NSTRESS and NHABIT were selected as primary measure for evaluating the relationship. higher NSTRESS score demostrated a more stressful behavioral performance. higher NHABIT indicates a better (more rapid) habituation outcome in response to stimulation.
Additional variables
demographics, severity of illness, feeding type, infection, antibiotics use, probiotics and other medication use.
Data analysis
Exploratory data analysis describes characteristics of each stressor variable’s daily occurrence and its distribution over time, graph + summary statistics (mean + sd).
NSTRESS
A linear regression model was used to assess the relationship between NSTRESS and key summary NISS (mean, minimum, maximum) while controlling for confounding clinical and demographic factors. Residual Diagnosis, White test for equal-variance, Shapiro-Wilk for normality.

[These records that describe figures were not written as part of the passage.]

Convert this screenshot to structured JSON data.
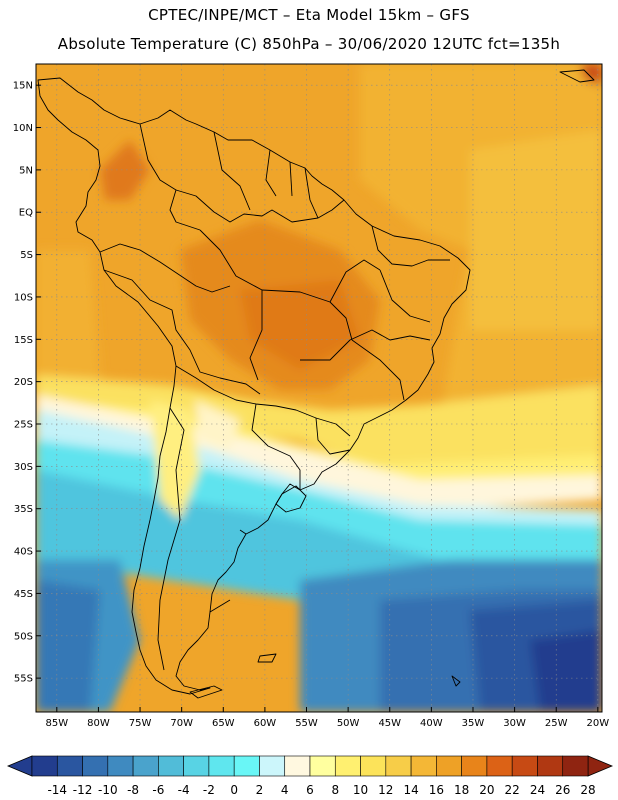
{
  "header": {
    "line1": "CPTEC/INPE/MCT –  Eta Model 15km – GFS",
    "line2": "Absolute Temperature (C) 850hPa – 30/06/2020 12UTC fct=135h"
  },
  "map": {
    "lat_labels": [
      {
        "lat": 15,
        "text": "15N"
      },
      {
        "lat": 10,
        "text": "10N"
      },
      {
        "lat": 5,
        "text": "5N"
      },
      {
        "lat": 0,
        "text": "EQ"
      },
      {
        "lat": -5,
        "text": "5S"
      },
      {
        "lat": -10,
        "text": "10S"
      },
      {
        "lat": -15,
        "text": "15S"
      },
      {
        "lat": -20,
        "text": "20S"
      },
      {
        "lat": -25,
        "text": "25S"
      },
      {
        "lat": -30,
        "text": "30S"
      },
      {
        "lat": -35,
        "text": "35S"
      },
      {
        "lat": -40,
        "text": "40S"
      },
      {
        "lat": -45,
        "text": "45S"
      },
      {
        "lat": -50,
        "text": "50S"
      },
      {
        "lat": -55,
        "text": "55S"
      }
    ],
    "lon_labels": [
      {
        "lon": -85,
        "text": "85W"
      },
      {
        "lon": -80,
        "text": "80W"
      },
      {
        "lon": -75,
        "text": "75W"
      },
      {
        "lon": -70,
        "text": "70W"
      },
      {
        "lon": -65,
        "text": "65W"
      },
      {
        "lon": -60,
        "text": "60W"
      },
      {
        "lon": -55,
        "text": "55W"
      },
      {
        "lon": -50,
        "text": "50W"
      },
      {
        "lon": -45,
        "text": "45W"
      },
      {
        "lon": -40,
        "text": "40W"
      },
      {
        "lon": -35,
        "text": "35W"
      },
      {
        "lon": -30,
        "text": "30W"
      },
      {
        "lon": -25,
        "text": "25W"
      },
      {
        "lon": -20,
        "text": "20W"
      }
    ]
  },
  "colorbar": {
    "labels": [
      "-14",
      "-12",
      "-10",
      "-8",
      "-6",
      "-4",
      "-2",
      "0",
      "2",
      "4",
      "6",
      "8",
      "10",
      "12",
      "14",
      "16",
      "18",
      "20",
      "22",
      "24",
      "26",
      "28"
    ],
    "colors": [
      "#223d8e",
      "#2a56a0",
      "#3470b1",
      "#3f8ac0",
      "#4aa3cc",
      "#51bcd8",
      "#58d3e4",
      "#5fe6ee",
      "#69f6f6",
      "#ccf6fb",
      "#fff8e0",
      "#ffff9f",
      "#fff070",
      "#fce35a",
      "#f7cd48",
      "#f4b736",
      "#eea126",
      "#e8841a",
      "#dc6216",
      "#c74a14",
      "#b03812",
      "#8f2411"
    ]
  }
}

The variables in the final model were selected using stepwise selection in SAS, VIF to determine evidence of multicollinearity.

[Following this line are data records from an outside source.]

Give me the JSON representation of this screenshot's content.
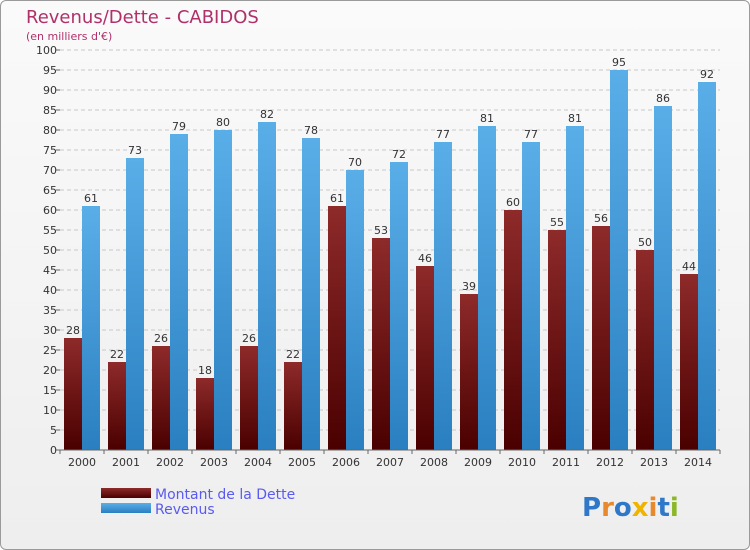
{
  "chart_data": {
    "type": "bar",
    "title": "Revenus/Dette - CABIDOS",
    "subtitle": "(en milliers d'€)",
    "categories": [
      "2000",
      "2001",
      "2002",
      "2003",
      "2004",
      "2005",
      "2006",
      "2007",
      "2008",
      "2009",
      "2010",
      "2011",
      "2012",
      "2013",
      "2014"
    ],
    "series": [
      {
        "name": "Montant de la Dette",
        "color": "#7a1818",
        "values": [
          28,
          22,
          26,
          18,
          26,
          22,
          61,
          53,
          46,
          39,
          60,
          55,
          56,
          50,
          44
        ]
      },
      {
        "name": "Revenus",
        "color": "#3a96dd",
        "values": [
          61,
          73,
          79,
          80,
          82,
          78,
          70,
          72,
          77,
          81,
          77,
          81,
          95,
          86,
          92
        ]
      }
    ],
    "ylim": [
      0,
      100
    ],
    "yticks": [
      0,
      5,
      10,
      15,
      20,
      25,
      30,
      35,
      40,
      45,
      50,
      55,
      60,
      65,
      70,
      75,
      80,
      85,
      90,
      95,
      100
    ],
    "grid": true,
    "legend": "bottom-left"
  },
  "branding": {
    "logo_letters": [
      "P",
      "r",
      "o",
      "x",
      "i",
      "t",
      "i"
    ],
    "logo_colors": [
      "#2f77c9",
      "#e8892d",
      "#2f77c9",
      "#f0b400",
      "#e8892d",
      "#2f77c9",
      "#8ab828"
    ]
  }
}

Post-hoc power analysis was conducted using Power Analysis and Sample Size Software (PASS-13) based on the method of Cohen.
NHABIT
missing of NHABIT, use logistic regression to compare the missing data group member with their non-missing counterparts to identify missing at random (MAR), use Multiple Imputation (MI) with expectation-maximization (EM) to resolve the missing data problem:
- Impute the missing entries of the incomplete dataset 40 times (how?)
- analysis each of 40 completed datasets using LM
- combine the estimates(coeffs, se, and p-value) using Rubin’s combination Rule.

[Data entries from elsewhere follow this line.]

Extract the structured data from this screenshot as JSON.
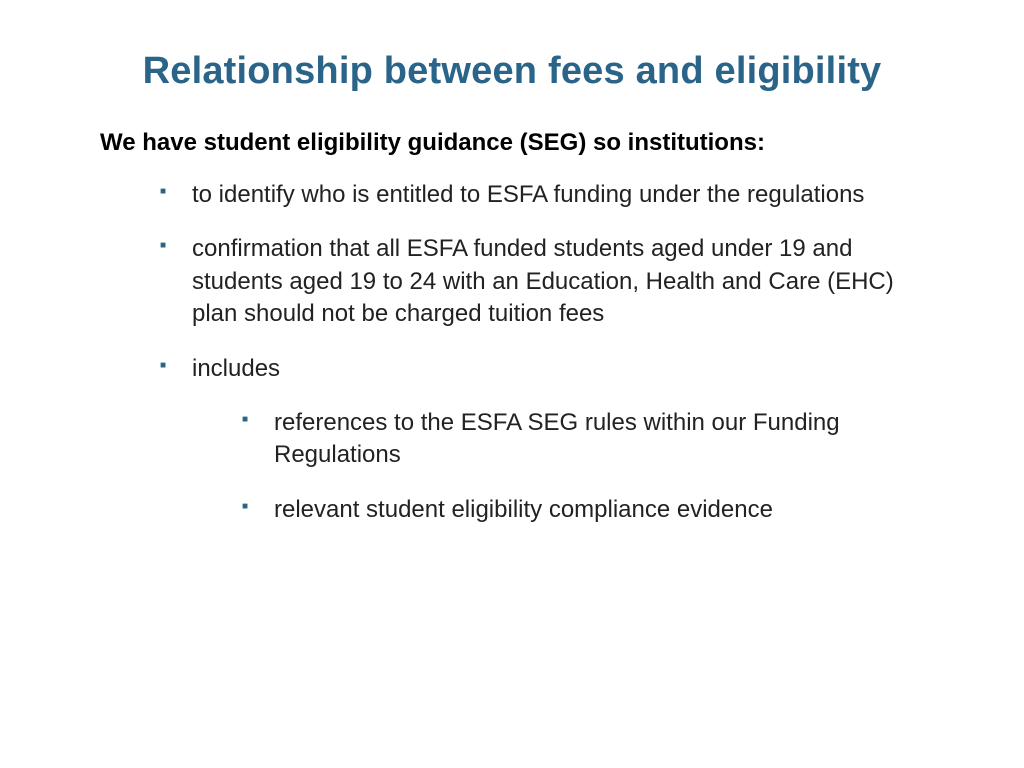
{
  "slide": {
    "title": "Relationship between fees and eligibility",
    "intro": "We have student eligibility guidance (SEG) so institutions:",
    "bullets": [
      {
        "text": "to identify who is entitled to ESFA funding under the regulations"
      },
      {
        "text": "confirmation that all ESFA funded students aged under 19 and students aged 19 to 24 with an Education, Health and Care (EHC) plan should not be charged tuition fees"
      },
      {
        "text": "includes",
        "children": [
          {
            "text": "references to the ESFA SEG rules within our Funding Regulations"
          },
          {
            "text": "relevant student eligibility compliance evidence"
          }
        ]
      }
    ],
    "styling": {
      "background_color": "#ffffff",
      "title_color": "#2a6488",
      "title_fontsize": 38,
      "title_fontweight": "bold",
      "intro_color": "#000000",
      "intro_fontsize": 24,
      "intro_fontweight": "bold",
      "body_color": "#222222",
      "body_fontsize": 24,
      "bullet_marker_color": "#2a6488",
      "bullet_marker_shape": "square",
      "font_family": "Arial",
      "slide_width": 1024,
      "slide_height": 768
    }
  }
}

- for R-square, use transformation to make it asymptotic normal, using Rubin’s Rule, then transform back.
Sensitivity analysis using the pattern-mixture approach to adjust MAR assumption.
Results
majority of infants characteristics, demographic summary,
graph for unweighted daily acute score, and chrnoic score over time.
summary statistics for parent contact
summary statistics for 13 NNNS scores.
NSTRESS
ESS = 40, R2 = 0.59,
daily weighted acute NISS score significant, higher acute score, higher NSTRESS.
daily weighted chronic NISS score significant, more chrnoic pain, higher NSTRESS.
NHABIT
ESS = 40 after MI, R2 = 0.78
daily weightd acute and chrnoic NISS score significant, higher score, lower NHABIT.
daily mean duration of direct breastfeeding and skin-to-skin holding sig, more time, better NHABIT.
Discussion
This is the first study innovatively taken together stressful events and protective experiences of preterm infants during the NICU stay to examine neurobehavioral outcomes.
the weighted NISS score is still considered as an indirect measurement of stress because the stressful level of each events in the NICU is perceived by the halth professionals.
Reference
- Cong X, Wu J, Vittner D, et al. The impact of cumulative pain/stress on neurobehavioral development of preterm infants in the NICU. Early Hum Dev. 2017;108:9–16. doi:10.1016/j.earlhumdev.2017.03.003
- Applied Missing Data Analysis with SPSS and Rstudio. https://bookdown.org/mwheymans/Book_MI/rubins-rules.html
Thoughts
Question:
- How can “causal” conclusion be made?
- Is the way to calculate the total acute/chronic NISS scores for assessing cumulative pain/stress appropriate?
- Acute and Chronic pain/stress are functional?
- NISS and parental contacts are correlated? clustering? more NISS more contacts or more NISS less contacts?
- are NSTRESS and NHABIT pre-specificly selected?
- for the linear model, use Q1, Q3 instead to remove outlier compared to min & max?
- For Fig 1, did the author consider the number of infants recorded for each day?
- preterm and very preterm infants subgroup analysis?
- Why NSTRESS and NHABIT share the same covariates in the final model?